Onumiya’s submission is typical of the outcome of several studies of traditional bonesetters in West Africa, which often is based on the fact that traditional bonesetters should learn to imbibe more orthodox practices. In his particular case, Onumiya notes that instruction on the appropriate application of a splint on the fracture did result in a remarkable decrease in cases of limb gangrene at the Afuje center. On the contrary, the center B where the instruction was not dispensed recorded 4 cases of gangrene, whereas only one case of gangrene was recorded at the Afuje center. In the case of gangrene, amputation became the only possible remedy, or death would have definitely occurred through tetanus and septicaemia. Onimiya further asserts that the resultant casualties to gangrene noted in center B were as a result of the lack of awareness of the dangers of tight splints among traditional bonesetters.

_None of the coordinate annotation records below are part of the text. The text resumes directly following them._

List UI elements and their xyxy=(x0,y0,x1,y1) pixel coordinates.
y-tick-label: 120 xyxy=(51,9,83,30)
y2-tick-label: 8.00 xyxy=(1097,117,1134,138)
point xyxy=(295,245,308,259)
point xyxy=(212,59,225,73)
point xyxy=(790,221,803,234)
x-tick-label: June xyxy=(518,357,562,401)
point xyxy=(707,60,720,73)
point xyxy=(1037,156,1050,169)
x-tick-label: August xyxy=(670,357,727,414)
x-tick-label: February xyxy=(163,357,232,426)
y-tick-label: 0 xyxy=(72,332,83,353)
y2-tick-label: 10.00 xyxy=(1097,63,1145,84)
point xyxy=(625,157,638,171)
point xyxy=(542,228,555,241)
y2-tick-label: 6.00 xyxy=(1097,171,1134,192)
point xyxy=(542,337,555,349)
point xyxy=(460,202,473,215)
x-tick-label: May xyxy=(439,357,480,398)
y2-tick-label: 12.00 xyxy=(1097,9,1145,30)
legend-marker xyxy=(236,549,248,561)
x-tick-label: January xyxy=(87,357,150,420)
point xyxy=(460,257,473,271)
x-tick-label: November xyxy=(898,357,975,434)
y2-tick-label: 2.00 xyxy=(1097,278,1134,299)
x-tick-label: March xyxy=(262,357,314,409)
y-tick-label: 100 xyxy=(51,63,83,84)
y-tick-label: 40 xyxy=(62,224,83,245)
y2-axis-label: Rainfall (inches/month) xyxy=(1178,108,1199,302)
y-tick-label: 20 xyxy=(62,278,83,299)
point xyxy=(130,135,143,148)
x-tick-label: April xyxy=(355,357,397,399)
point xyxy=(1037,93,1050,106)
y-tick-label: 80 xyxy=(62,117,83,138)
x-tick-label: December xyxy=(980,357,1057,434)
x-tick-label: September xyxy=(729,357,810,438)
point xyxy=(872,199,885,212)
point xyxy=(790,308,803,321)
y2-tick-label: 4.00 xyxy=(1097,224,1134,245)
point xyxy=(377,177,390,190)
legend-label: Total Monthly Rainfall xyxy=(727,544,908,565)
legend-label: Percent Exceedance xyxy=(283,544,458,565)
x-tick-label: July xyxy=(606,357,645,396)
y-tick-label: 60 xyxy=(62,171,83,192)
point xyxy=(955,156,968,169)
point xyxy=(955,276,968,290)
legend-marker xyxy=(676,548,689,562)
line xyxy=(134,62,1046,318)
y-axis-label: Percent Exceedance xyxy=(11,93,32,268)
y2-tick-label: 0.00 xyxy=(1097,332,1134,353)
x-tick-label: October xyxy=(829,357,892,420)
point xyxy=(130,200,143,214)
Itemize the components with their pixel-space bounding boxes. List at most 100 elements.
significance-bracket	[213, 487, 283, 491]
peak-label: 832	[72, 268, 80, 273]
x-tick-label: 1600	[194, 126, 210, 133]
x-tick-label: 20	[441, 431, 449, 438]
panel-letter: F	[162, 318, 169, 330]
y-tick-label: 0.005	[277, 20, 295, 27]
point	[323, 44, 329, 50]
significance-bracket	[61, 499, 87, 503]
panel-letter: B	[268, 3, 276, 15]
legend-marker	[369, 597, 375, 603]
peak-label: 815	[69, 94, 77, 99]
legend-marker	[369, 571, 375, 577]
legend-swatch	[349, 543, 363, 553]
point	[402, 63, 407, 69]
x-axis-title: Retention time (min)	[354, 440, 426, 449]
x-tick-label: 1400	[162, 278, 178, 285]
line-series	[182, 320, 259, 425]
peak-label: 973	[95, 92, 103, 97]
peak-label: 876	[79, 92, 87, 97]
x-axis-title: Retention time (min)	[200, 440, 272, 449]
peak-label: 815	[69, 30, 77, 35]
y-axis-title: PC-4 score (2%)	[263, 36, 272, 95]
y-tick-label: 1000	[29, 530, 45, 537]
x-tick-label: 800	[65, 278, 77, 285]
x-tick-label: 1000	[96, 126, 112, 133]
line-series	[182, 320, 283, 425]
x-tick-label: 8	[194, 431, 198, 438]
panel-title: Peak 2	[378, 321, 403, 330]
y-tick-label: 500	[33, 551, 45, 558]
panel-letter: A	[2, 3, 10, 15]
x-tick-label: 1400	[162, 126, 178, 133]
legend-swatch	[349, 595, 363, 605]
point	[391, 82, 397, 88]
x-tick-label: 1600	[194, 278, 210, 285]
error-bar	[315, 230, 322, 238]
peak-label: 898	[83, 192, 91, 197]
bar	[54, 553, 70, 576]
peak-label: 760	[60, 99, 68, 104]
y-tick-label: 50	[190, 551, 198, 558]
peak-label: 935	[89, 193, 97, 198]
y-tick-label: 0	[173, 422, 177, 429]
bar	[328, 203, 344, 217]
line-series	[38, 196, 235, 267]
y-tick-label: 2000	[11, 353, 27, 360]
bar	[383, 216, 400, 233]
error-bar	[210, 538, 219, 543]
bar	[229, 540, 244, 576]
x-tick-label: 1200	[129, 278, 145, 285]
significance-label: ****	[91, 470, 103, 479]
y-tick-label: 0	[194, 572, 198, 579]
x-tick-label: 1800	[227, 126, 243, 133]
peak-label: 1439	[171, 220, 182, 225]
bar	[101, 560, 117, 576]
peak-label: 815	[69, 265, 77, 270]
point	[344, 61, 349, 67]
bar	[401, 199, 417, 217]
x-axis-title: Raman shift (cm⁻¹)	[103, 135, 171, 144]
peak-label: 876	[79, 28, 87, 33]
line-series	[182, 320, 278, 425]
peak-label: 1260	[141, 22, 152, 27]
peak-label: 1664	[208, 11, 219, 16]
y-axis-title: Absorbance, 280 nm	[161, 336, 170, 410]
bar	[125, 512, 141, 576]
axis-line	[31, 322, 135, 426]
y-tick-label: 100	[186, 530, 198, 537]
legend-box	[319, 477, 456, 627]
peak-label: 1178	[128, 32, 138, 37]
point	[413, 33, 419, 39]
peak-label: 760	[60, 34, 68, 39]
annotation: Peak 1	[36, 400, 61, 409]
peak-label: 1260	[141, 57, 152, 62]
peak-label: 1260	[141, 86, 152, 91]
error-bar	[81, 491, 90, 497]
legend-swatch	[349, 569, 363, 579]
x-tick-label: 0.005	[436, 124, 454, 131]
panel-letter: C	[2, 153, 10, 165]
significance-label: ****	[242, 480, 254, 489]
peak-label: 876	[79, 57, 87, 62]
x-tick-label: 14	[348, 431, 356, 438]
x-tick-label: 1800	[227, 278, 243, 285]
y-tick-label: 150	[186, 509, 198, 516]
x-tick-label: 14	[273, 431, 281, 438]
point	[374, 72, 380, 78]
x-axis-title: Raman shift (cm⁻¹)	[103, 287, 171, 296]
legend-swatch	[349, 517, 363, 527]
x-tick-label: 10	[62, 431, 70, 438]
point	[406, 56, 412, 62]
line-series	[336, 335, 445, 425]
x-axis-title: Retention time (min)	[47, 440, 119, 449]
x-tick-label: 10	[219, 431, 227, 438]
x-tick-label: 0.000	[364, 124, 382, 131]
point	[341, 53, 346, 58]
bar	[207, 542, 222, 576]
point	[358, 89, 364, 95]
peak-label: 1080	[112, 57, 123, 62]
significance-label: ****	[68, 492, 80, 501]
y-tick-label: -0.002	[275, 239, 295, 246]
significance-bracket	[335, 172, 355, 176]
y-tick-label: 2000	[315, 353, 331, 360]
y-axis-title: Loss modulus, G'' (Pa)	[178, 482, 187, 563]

Traditional bonesetters have traditionally been considered secretive, and it was difficult to teach them how complications could be prevented. However, with the cooperation of the modern traditional bonesetters, it was possible to arrange 1-day instructional courses on the safe fracture treatment. This has resulted in a considerable decrease in the rate of gangrenous limbs, infection, nonunion and malunion. There has been a significant increase in the rate of acceptable union among patients treated by the trained TBS compared with the untrained (Onuminya 2006, 322).

According to Bodkere and Burford (2007), the undue emphasis on the dangers of traditional bonesetter in West Africa could be due to several reasons, the main one being that “those who have the interest and capacity to report cases to professional journals rarely see successful treatments; of the many patients treated by traditional bonesetters, only those who have been failed will seek hospital care” (Bodkere and Burford 2007, 56).

One of the earliest publications of traditional bonesetting study by a Nigerian orthopaedic doctor was in 1986 (Oguachuba 1986). Through his article, Oguachuba enlightened the Nigerian medical community of the existence of such cases of traditional bonesetters’ mismanagement, encouraging the medical community to report them in medical journals. By 1991, three major articles had been published in The Nigerian Medical Journal denouncing the activities of traditional bonesetters (Eze 1991; Katchy et al. 1991; Adebule 1991)—this set the pace for several articles to follow, all following the same trend of negative reporting regarding the activities of traditional bonesetters in Nigeria and much of West Africa.

In another study, Onuminya et al. (2000) were able to demonstrate the bias of the medical publishing industry against traditional bonesetters, and how this has resulted in unjustified antagonism towards them in the medical professions. In Onomiya’s study, of 100 major amputations performed on 96 patients in two major hospitals in Nigeria, 60 were established cases of fracture ill management occasioned by traditional bonesetters. The study was conducted over a 10-year period and although the number seems quite high at a cursory glance, when analyzed against the volume of patient traffic at the traditional bonesetting centers, and the fact that the two orthopaedic hospitals were almost the only available orthodox orthopaedic hospitals that serviced several millions of people, the number might not seem so distressing. It amounts to about six casualties per year in both regions whose catchment areas include states in the middle belt and eastern regions of Nigeria respectively.

Orthodox orthopaedic doctors are also prone to medical mistakes—there are several recorded cases where orthopaedic doctors could not treat patients and the patients resorted to traditional bonesetters where they were effectively treated. Oyebola (1980) reports of a patient with a tibia and fibula dislocation who after six weeks of intensive treatment at the State Hospital voluntarily discharged himself and checked into a TBS home where he received successful treatment and was discharged soon afterwards. On the whole, both orthpaedic medicine and traditional bonesetting can be mutually reinforcing in Africa’s education curriculum, rather than being mutually exclusive, as is presently the case.